“Table for one?” the waitress asked me with a touch of “poor dear” in her voice. She couldn’t imagine that I was excited about it.
“Maybe you’d be happier at the counter, hon?” she said, folding a sentence into a question by the tone of her voice.
“I’ve done counters. It’s time for a table,” I replied cheerfully.
It was during my early days of moving to New York after college, and I was job hunting. Hesitantly, she seated me at a table where I spread out my New York Times classified section and ordered a bagel and a cup of hot water for the tea bag in my purse.
Back home in Virginia, I had gotten used to ordering the 99-cent special at the counter at the Woolworth’s five-and-dime that was near my summer job at a real estate agency. Eating alone at a restaurant table was a first of many firsts for me, including realizing that 99-cent meals that included hot tea were now a thing of the past. Yet here I was “adulting,” as it is now called, at a table for one, and I was surprisingly comfortable.
The big bargain of that breakfast was the experience. I became at ease eating at a restaurant on my own. It was a lack of funds, not nerve, that kept me from doing it more often.
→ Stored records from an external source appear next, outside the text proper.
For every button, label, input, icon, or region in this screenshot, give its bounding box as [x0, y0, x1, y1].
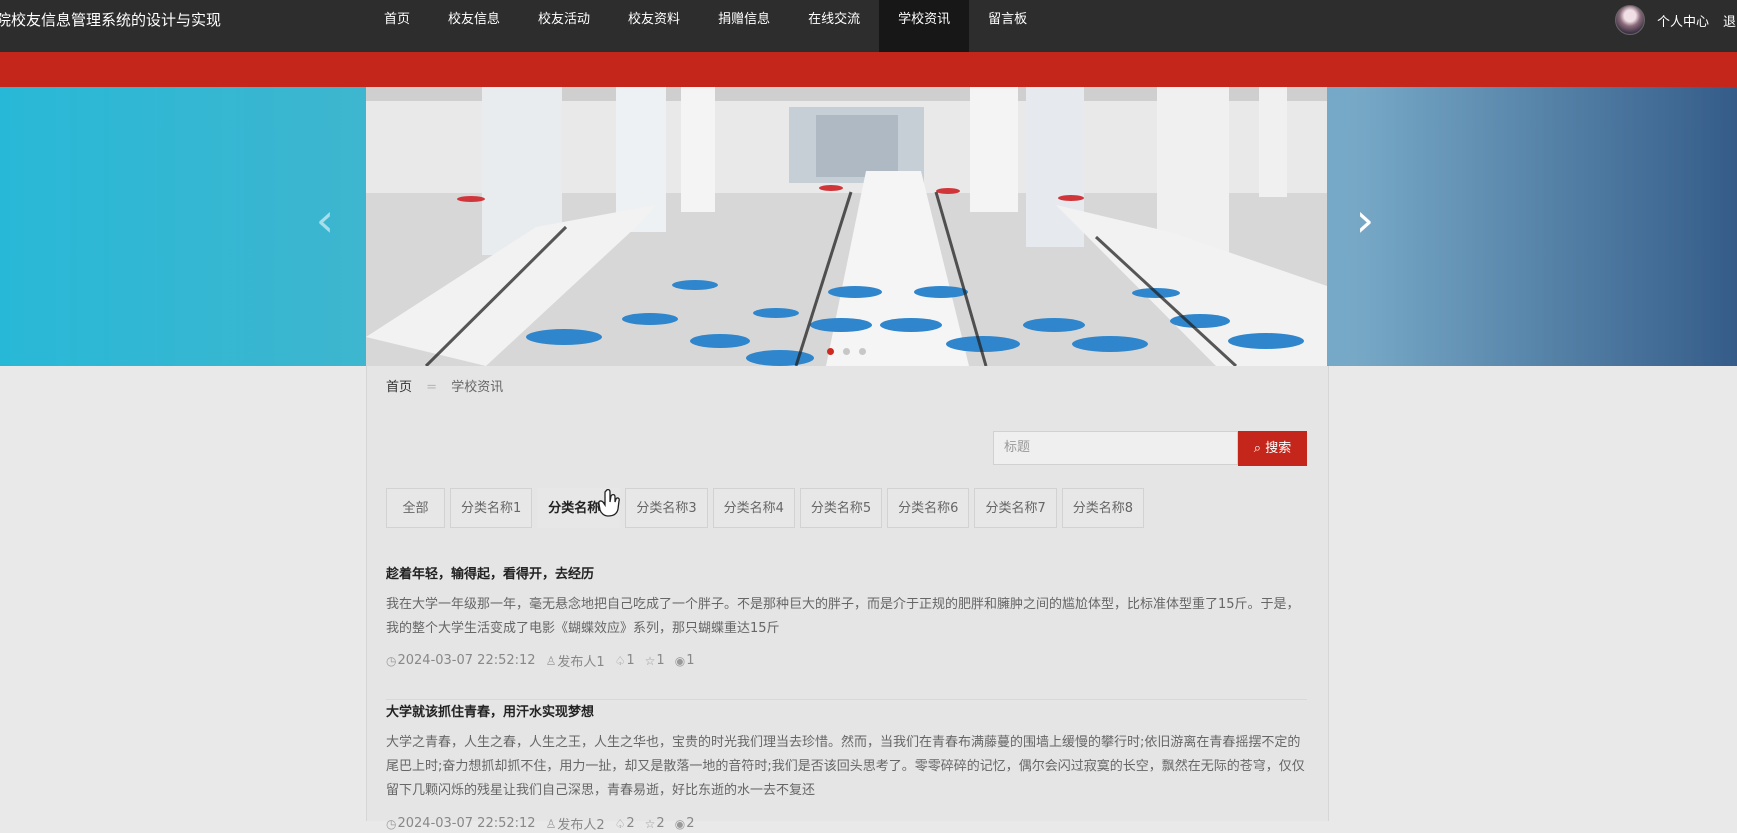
search-input[interactable]: 标题 — [993, 431, 1238, 465]
eye-icon: ◉ — [674, 653, 686, 668]
nav-message-board[interactable]: 留言板 — [969, 0, 1046, 40]
breadcrumb-current: 学校资讯 — [451, 380, 504, 395]
news-panel: 首页 = 学校资讯 标题 ⌕ 搜索 全部 分类名称1 分类名称2 分类名称3 分… — [366, 366, 1329, 833]
like-count: ♤ 1 — [614, 653, 635, 668]
user-area: 个人中心 退 — [1614, 0, 1737, 40]
top-navigation-bar: 院校友信息管理系统的设计与实现 首页 校友信息 校友活动 校友资料 捐赠信息 在… — [0, 0, 1737, 52]
hand-cursor-icon — [598, 489, 620, 517]
carousel-indicators — [827, 348, 875, 355]
breadcrumb-separator: = — [426, 380, 438, 395]
news-summary: 我在大学一年级那一年，毫无悬念地把自己吃成了一个胖子。不是那种巨大的胖子，而是介… — [386, 597, 1300, 636]
nav-school-news[interactable]: 学校资讯 — [879, 0, 970, 52]
category-6[interactable]: 分类名称6 — [887, 488, 970, 528]
breadcrumb-home[interactable]: 首页 — [386, 380, 412, 395]
search-button[interactable]: ⌕ 搜索 — [1238, 431, 1307, 466]
category-filter: 全部 分类名称1 分类名称2 分类名称3 分类名称4 分类名称5 分类名称6 分… — [386, 488, 1149, 528]
nav-alumni-info[interactable]: 校友信息 — [429, 0, 519, 40]
view-count: ◉ 2 — [674, 816, 695, 831]
star-icon: ☆ — [644, 816, 656, 831]
carousel-slide-image — [366, 87, 1327, 366]
search-button-label: 搜索 — [1265, 441, 1292, 456]
view-count: ◉ 1 — [674, 653, 695, 668]
news-title[interactable]: 趁着年轻，输得起，看得开，去经历 — [386, 563, 594, 582]
category-4[interactable]: 分类名称4 — [712, 488, 795, 528]
user-center-link[interactable]: 个人中心 — [1657, 11, 1709, 30]
thumbs-up-icon: ♤ — [614, 653, 626, 668]
favorite-count: ☆ 2 — [644, 816, 665, 831]
clock-icon: ◷ — [386, 653, 397, 668]
app-title: 院校友信息管理系统的设计与实现 — [0, 11, 222, 29]
like-count: ♤ 2 — [614, 816, 635, 831]
thumbs-up-icon: ♤ — [614, 816, 626, 831]
category-1[interactable]: 分类名称1 — [450, 488, 533, 528]
category-5[interactable]: 分类名称5 — [799, 488, 883, 528]
cafeteria-image — [366, 87, 1327, 366]
chevron-left-icon[interactable]: ‹ — [305, 190, 345, 250]
logout-link[interactable]: 退 — [1723, 11, 1737, 30]
main-nav: 首页 校友信息 校友活动 校友资料 捐赠信息 在线交流 学校资讯 留言板 — [365, 0, 1046, 52]
nav-donation-info[interactable]: 捐赠信息 — [699, 0, 789, 40]
carousel-dot-2[interactable] — [843, 348, 850, 355]
nav-home[interactable]: 首页 — [365, 0, 429, 40]
news-meta: ◷ 2024-03-07 22:52:12 ♙ 发布人2 ♤ 2 ☆ 2 ◉ 2 — [386, 814, 704, 833]
publish-time: ◷ 2024-03-07 22:52:12 — [386, 816, 536, 831]
publish-time: ◷ 2024-03-07 22:52:12 — [386, 653, 536, 668]
hero-carousel: ‹ › — [0, 87, 1737, 366]
publisher: ♙ 发布人2 — [545, 816, 605, 833]
news-summary: 大学之青春，人生之春，人生之王，人生之华也，宝贵的时光我们理当去珍惜。然而，当我… — [386, 735, 1305, 798]
category-8[interactable]: 分类名称8 — [1061, 488, 1145, 528]
news-list-item[interactable]: 趁着年轻，输得起，看得开，去经历 我在大学一年级那一年，毫无悬念地把自己吃成了一… — [386, 563, 1307, 700]
nav-online-chat[interactable]: 在线交流 — [789, 0, 879, 40]
news-list-item[interactable]: 大学就该抓住青春，用汗水实现梦想 大学之青春，人生之春，人生之王，人生之华也，宝… — [386, 701, 1307, 833]
accent-strip — [0, 52, 1737, 87]
nav-alumni-activities[interactable]: 校友活动 — [519, 0, 609, 40]
search-icon: ⌕ — [1253, 441, 1262, 456]
clock-icon: ◷ — [386, 816, 397, 831]
star-icon: ☆ — [644, 653, 656, 668]
avatar[interactable] — [1614, 5, 1645, 35]
category-7[interactable]: 分类名称7 — [974, 488, 1057, 528]
user-icon: ♙ — [545, 816, 557, 831]
category-all[interactable]: 全部 — [386, 488, 445, 528]
breadcrumb: 首页 = 学校资讯 — [386, 378, 503, 398]
chevron-right-icon[interactable]: › — [1345, 190, 1385, 250]
user-icon: ♙ — [545, 653, 557, 668]
favorite-count: ☆ 1 — [644, 653, 665, 668]
eye-icon: ◉ — [674, 816, 686, 831]
news-meta: ◷ 2024-03-07 22:52:12 ♙ 发布人1 ♤ 1 ☆ 1 ◉ 1 — [386, 651, 704, 670]
carousel-dot-3[interactable] — [859, 348, 866, 355]
news-title[interactable]: 大学就该抓住青春，用汗水实现梦想 — [386, 701, 594, 720]
carousel-dot-1[interactable] — [827, 348, 834, 355]
publisher: ♙ 发布人1 — [545, 653, 605, 671]
nav-alumni-materials[interactable]: 校友资料 — [609, 0, 699, 40]
category-3[interactable]: 分类名称3 — [625, 488, 708, 528]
I was surprised to discover that many of the women at the publishing company where I worked shared the same poor-dear attitude as the waitress who had seated me.
“Oh no, you had to eat alone,” one of my friends moaned when I returned from lunch one day.
“I didn’t have to; I chose to.”
“But why?”
“I guess I enjoy my own company,” I said, laughing.
But it was more than that. I liked the comfort of choices. To eat alone, dance alone or daydream alone … or with others. Both were good.
I had started taking a notebook with me when I dined alone and found it to be a good writing time. One summer many years later, I wrote a book of poetry at the outdoor garden of a Pasadena restaurant.
As research for this column, I went out to lunch by myself, something I hadn’t done in a long time. I took my notebook and sat at a table for one. And I was happy to learn that I still liked the company.